When asked if he would take his old job back in Lawrence if he wins the case, D’Agostino said he will only be able to collect monetary damages. D’Agostino said he hopes to one day retire as an city of Methuen employee.

While D’Agostino’s interview lasted about 45 minutes, Faraci’s took only 24 minutes.

The 65-year-old Haverhill resident and former assistant solicitor for the city of Haverhill is the son of a judge and the son-in-law of former Haverhill City Council President William Pike.

Faraci worked as Haverhill’s assistant solicitor from 1977 to 2009. He told councilors the position was eliminated for “purely budgetary” reasons and that he was able to work successfully with five different mayors over the course of 32 years.

“If I was able to serve under five mayors, I must have been doing something they appreciated,” said Faraci. “They saw fit to keep me on.”

Faraci said he is experienced in every aspect of municipal law and a “quick study” on new cases.

“I’ve had a very broad experience and a very long experience,” said Faraci. “I’m not going to take any long time of learning.”

Faraci said it will take him time to get familiar with “the culture of Methuen,” but being an outsider will help him provide sound legal advice.

“You need somebody that isn’t so tied to any group here,” said Faraci. “I can exercise independent judgement.”

When asked about potential time constraints given that he operates a private law firm, Faraci said he would “farm out” any work requiring litigation and cease taking on new cases. “But I’m still going to be doing my mother-in-law’s taxes,” he joked.

The search for a new city solicitor was triggered Jan. 7 when councilors voted 5 to 4 against reappointing City Solicitor Peter McQuillan to a two-year term. McQuillan will remain on the job until the council names his successor.

Twelve people applied for the job, which will pay between $87,390 and $113,144 per year. Between six and eight candidates were interviewed at a secret meeting Feb. 6, a violation of the state Open Meeting Law.

Councilor Jeanne Pappalardo cited the Open Meeting Law violation last night before voting against moving forward with a deciding vote Monday. Were the motion defeated, the solicitor search would have been reopened to attract new applicants.

“I would like to go out for a new search,” said Pappalardo. “I think it’s the cleanest way to go. I think the process was flawed.”

Voting in the minority alongside Pappalardo were councilors Jamie Atkinson, Joyce Campagnone and Lisa Ferry. Atkinson said he will also put forward a motion on Monday to reappoint McQuillan.

During his interview, D’Agostino was told by Atkinson that one of his work references, Assistant Clerk Magistrate Andrew Gradzewicz, had officially rescinded his endorsement in a letter dated yesterday. No reason was given in the letter, which Atkinson read aloud.

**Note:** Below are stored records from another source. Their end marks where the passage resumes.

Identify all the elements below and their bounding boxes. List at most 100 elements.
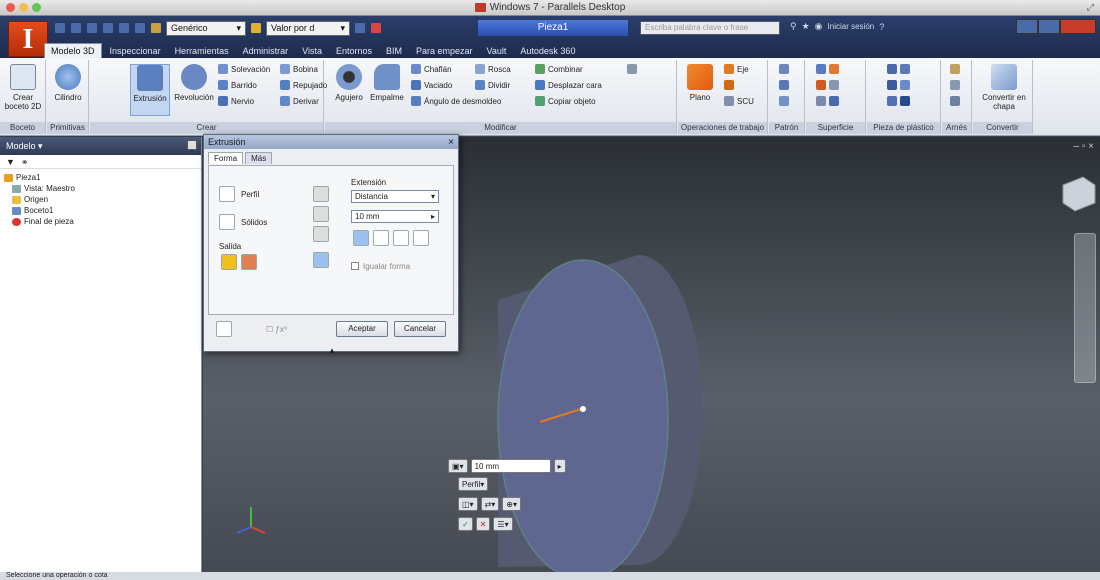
output-surface-icon[interactable] (241, 254, 257, 270)
delete-face-button[interactable] (627, 64, 637, 74)
fullscreen-icon[interactable]: ⤢ (1087, 2, 1094, 13)
app-menu-button[interactable]: I (8, 21, 48, 57)
material-select[interactable]: Genérico ▾ (166, 20, 246, 36)
rosca-button[interactable]: Rosca (475, 64, 511, 74)
tree-item[interactable]: Final de pieza (4, 216, 197, 227)
intersect-icon[interactable] (313, 226, 329, 242)
desplazar-cara-button[interactable]: Desplazar cara (535, 80, 602, 90)
tab-administrar[interactable]: Administrar (237, 44, 295, 58)
boss-button[interactable] (887, 80, 910, 90)
new-icon[interactable] (54, 22, 66, 34)
solevacion-button[interactable]: Solevación (218, 64, 270, 74)
superficie-panel-title[interactable]: Superficie (806, 122, 865, 134)
direction-default-icon[interactable] (353, 230, 369, 246)
save-icon[interactable] (86, 22, 98, 34)
vaciado-button[interactable]: Vaciado (411, 80, 452, 90)
extend-icon[interactable] (829, 96, 839, 106)
check-icon[interactable]: ✓ (458, 517, 473, 531)
close-icon[interactable] (187, 140, 197, 150)
revolucion-button[interactable]: Revolución (174, 64, 214, 102)
tab-mas[interactable]: Más (245, 152, 273, 164)
eje-button[interactable]: Eje (724, 64, 749, 74)
agujero-button[interactable]: Agujero (329, 64, 369, 102)
new-solid-icon[interactable] (313, 252, 329, 268)
binoculars-icon[interactable]: ⚭ (21, 157, 29, 167)
direction-flip-icon[interactable] (373, 230, 389, 246)
distance-field[interactable]: 10 mm ▸ (351, 210, 439, 223)
tab-forma[interactable]: Forma (208, 152, 244, 164)
cilindro-button[interactable]: Cilindro (48, 64, 88, 102)
rectangular-pattern-button[interactable] (779, 64, 789, 74)
binoculars-icon[interactable]: ⚲ (790, 21, 797, 32)
minimize-icon[interactable] (19, 3, 28, 12)
chaflan-button[interactable]: Chaflán (411, 64, 452, 74)
join-icon[interactable] (313, 186, 329, 202)
close-button[interactable] (1060, 19, 1096, 34)
profile-select-icon[interactable] (219, 186, 235, 202)
snap-fit-icon[interactable] (900, 80, 910, 90)
mirror-button[interactable] (779, 96, 789, 106)
igualar-forma-checkbox[interactable] (351, 262, 359, 270)
tab-herramientas[interactable]: Herramientas (169, 44, 235, 58)
tab-modelo-3d[interactable]: Modelo 3D (44, 43, 102, 58)
distance-mode-button[interactable]: ▣▾ (448, 459, 468, 473)
plano-button[interactable]: Plano (680, 64, 720, 102)
thicken-button[interactable] (816, 64, 839, 74)
appearance-select[interactable]: Valor por d ▾ (266, 20, 350, 36)
angulo-desmoldeo-button[interactable]: Ángulo de desmoldeo (411, 96, 501, 106)
dialog-titlebar[interactable]: Extrusión × (204, 135, 458, 149)
scu-button[interactable]: SCU (724, 96, 754, 106)
direction-button[interactable]: ⇄▾ (480, 497, 500, 511)
circular-pattern-button[interactable] (779, 80, 789, 90)
extrusion-button[interactable]: Extrusión (130, 64, 170, 116)
help-icon[interactable]: ? (879, 22, 884, 32)
tab-entornos[interactable]: Entornos (330, 44, 378, 58)
direction-symmetric-icon[interactable] (393, 230, 409, 246)
options-button[interactable]: ☰▾ (493, 517, 513, 531)
signin-link[interactable]: Iniciar sesión (828, 22, 875, 31)
rule-fillet-icon[interactable] (900, 96, 910, 106)
cancelar-button[interactable]: Cancelar (394, 321, 446, 337)
empalme-button[interactable]: Empalme (367, 64, 407, 102)
undo-icon[interactable] (102, 22, 114, 34)
drag-handle[interactable] (580, 406, 586, 412)
harness-button-1[interactable] (950, 64, 960, 74)
cancel-icon[interactable]: ✕ (475, 517, 491, 531)
crear-boceto-button[interactable]: Crear boceto 2D (3, 64, 43, 111)
dividir-button[interactable]: Dividir (475, 80, 510, 90)
measure-icon[interactable] (354, 22, 366, 34)
help-icon[interactable] (216, 321, 232, 337)
tab-para-empezar[interactable]: Para empezar (410, 44, 479, 58)
bobina-button[interactable]: Bobina (280, 64, 318, 74)
repujado-button[interactable]: Repujado (280, 80, 327, 90)
tab-autodesk-360[interactable]: Autodesk 360 (514, 44, 581, 58)
select-icon[interactable] (134, 22, 146, 34)
distance-input[interactable]: 10 mm (470, 459, 551, 473)
harness-button-3[interactable] (950, 96, 960, 106)
perfil-button[interactable]: Perfil ▾ (458, 477, 489, 491)
aceptar-button[interactable]: Aceptar (336, 321, 388, 337)
close-icon[interactable]: × (448, 136, 454, 150)
redo-icon[interactable] (118, 22, 130, 34)
lip-button[interactable] (887, 96, 910, 106)
traffic-lights[interactable] (6, 3, 41, 12)
open-icon[interactable] (70, 22, 82, 34)
modificar-panel-title[interactable]: Modificar (325, 122, 676, 134)
filter-icon[interactable]: ▼ (6, 157, 15, 167)
stitch-icon[interactable] (829, 64, 839, 74)
tree-item[interactable]: Boceto1 (4, 205, 197, 216)
rest-icon[interactable] (900, 64, 910, 74)
viewcube-icon[interactable] (1062, 176, 1096, 212)
combinar-button[interactable]: Combinar (535, 64, 583, 74)
solids-select-icon[interactable] (219, 214, 235, 230)
point-button[interactable] (724, 80, 734, 90)
navigation-bar[interactable] (1074, 233, 1096, 383)
output-solid-icon[interactable] (221, 254, 237, 270)
minimize-button[interactable] (1016, 19, 1038, 34)
tab-inspeccionar[interactable]: Inspeccionar (104, 44, 167, 58)
extension-select[interactable]: Distancia ▾ (351, 190, 439, 203)
crear-panel-title[interactable]: Crear (90, 122, 323, 134)
play-icon[interactable]: ▸ (553, 459, 566, 473)
cut-icon[interactable] (313, 206, 329, 222)
user-icon[interactable]: ◉ (815, 21, 823, 32)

“This is news to me,” said D’Agostino, who said he’s known Gradzewicz for 40 years.

D’Agostino also referenced Monday’s story in The Eagle-Tribune about his Jan. 22 letter to Fountain thanking him for a job interview. The date of the letter indicated D’Agostino was interviewed well before other applicants.

D’Agostino has said he wrote an original cover letter in response to the solicitor job opening on Jan. 22. He then used the original letter as a template to write a second March 5 letter, but never changed the date, he said.

“I didn’t meet with the subcommittee prior,” D’Agostino said last night. “If you can chide me for anything, it’s for not proofreading the letter.”